Interestingly, some D-1 privates are very splintered as well, instead you get larger pods. You sometimes get the Greek/sports crowd, and you get “everyone else” and in cases where the student body is much less diverse than other elites to begin with, this sometimes starts to break down along ethnic demographic lines, with mainly Caucasians and non-URM American citizens on one side, having one set of experiences (and sometimes not even that plentiful) and everyone else not as much (and in fact often not even being as welcome to join the other experience). I have my friends describe their school as having this type of vibe if you are on it despite folks simply seeing “tons of school spirit” from the outside. I kind of liked Emory because it was fairly easy to float between whatever “pods”. There was hardly no paradigm that said that such “factions” were permanent. I had friends from many and would often join them in whatever their activities or hobby was.
It gave me many new experiences that I would not have gotten on a campus with a more homogeneous student body and social scene. Also, because of the differences, it always left an activity or some recurring event on campus to “discover” and as an open-minded person, I’m a discovery type of person. It breaks the monotony. For example, if sports, traditional greek party, and that type of fervor were everything, many other events would get completely drowned out, especially during home games. It has even been said to be responsible for patterns of behavior and traditions that reduce productivity. Like at some schools, including an elite private or two, teachers may just have to cancel class before a game simply because attendance is historically low. And it isn’t like Dooley Week, where classes are drawing to a close, it is anytime there is a home game. I do not know how I feel about that. But if it can frequently affect class attendance then I imagine it would effect non-sports related events (which at those schools are known to avoid scheduling near home games or campus). Again, it could provide certain feel good moments or something to cheer for, but dampen or add homogeneity to campus life in other areas where it shouldn’t. And it could leave out a huge chunk.
Also, there is the fact that, likely due to the reason I mention above, about the splintering of campus into literally 2 large or 3 large camps, the fervor from sports ends up very temporary at some places (especially if it does have a team or teams that win championships with any sort of frequency)

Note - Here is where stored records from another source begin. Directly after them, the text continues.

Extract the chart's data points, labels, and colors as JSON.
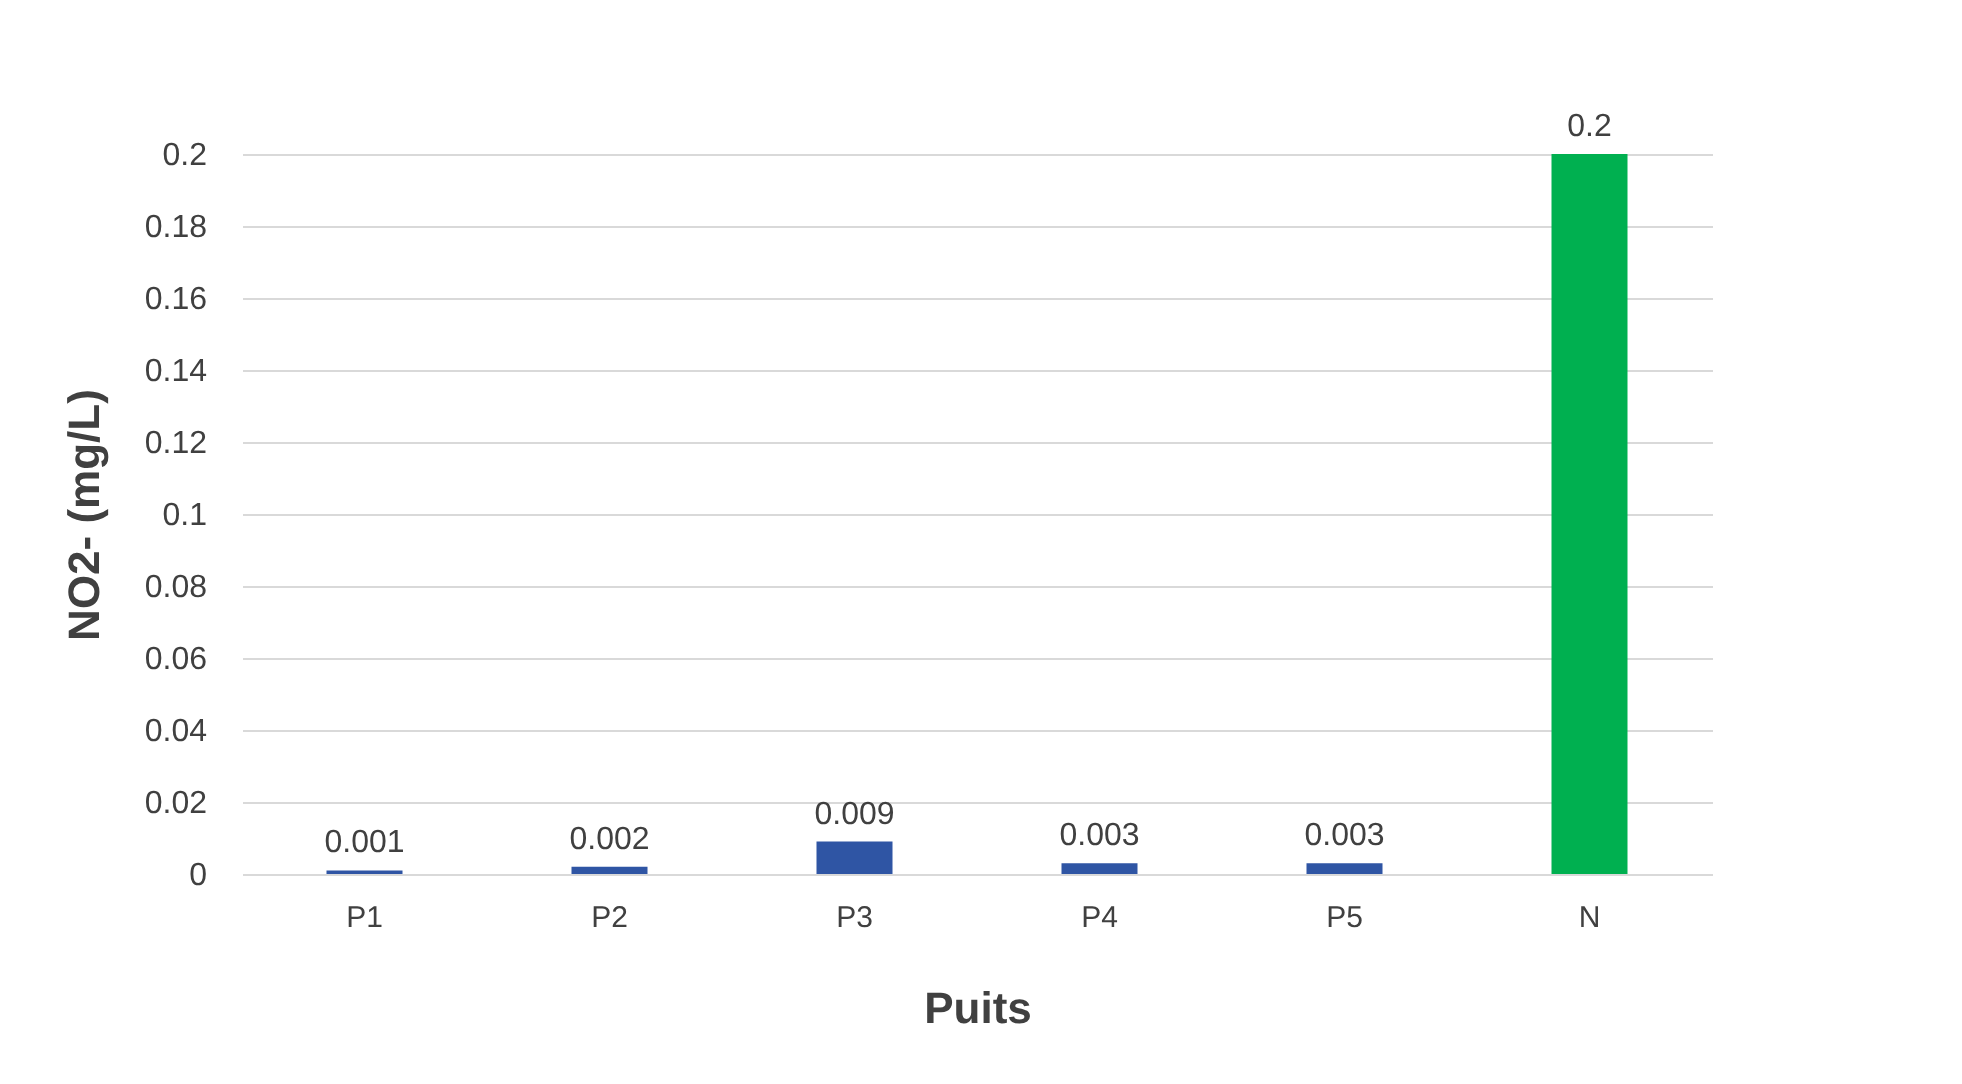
{
  "chart_data": {
    "type": "bar",
    "xlabel": "Puits",
    "ylabel": "NO2- (mg/L)",
    "categories": [
      "P1",
      "P2",
      "P3",
      "P4",
      "P5",
      "N"
    ],
    "values": [
      0.001,
      0.002,
      0.009,
      0.003,
      0.003,
      0.2
    ],
    "colors": [
      "#2f55a4",
      "#2f55a4",
      "#2f55a4",
      "#2f55a4",
      "#2f55a4",
      "#00b050"
    ],
    "ylim": [
      0,
      0.2
    ],
    "yticks": [
      0,
      0.02,
      0.04,
      0.06,
      0.08,
      0.1,
      0.12,
      0.14,
      0.16,
      0.18,
      0.2
    ],
    "grid": "y",
    "data_labels": true
  }
}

The D-1 sports thing is a more complicated animal than one should be led to believe. It is not an instant solution, especially at a place like Emory. The effect cannot be assumed to be uniformly good even if it does say, draw more apps (from whom is the question. Would Emory transform into a more laid back campus with high scorers? Would it become less productive? This is a legitimate possibility if you sell your sports to draw apps. Notice how Duke has gotten out of this habbit and instead mostly sells its special academic and co-curricular offerings to undergraduate prospectives. Otherwise, they would still have the strong student body having much less post-grad success than peer schools because the crowd they would attract would just be less intense and perhaps there more for the social life with the excellent academics an added bonus. If you mostly market sports, school pride, etc, even as an elite, it may work short term, but have long term effects that are unanticipated. Again, I believe Emory is outperforming many of its more selective peers in this arena for a reason. Ask our two recent Marshalls, Goldwaters, the Rhodes, and all the Fulbrights if they just had terrible and boring times when on campus. My guess is that they managed to find and intended to find joy in some other way).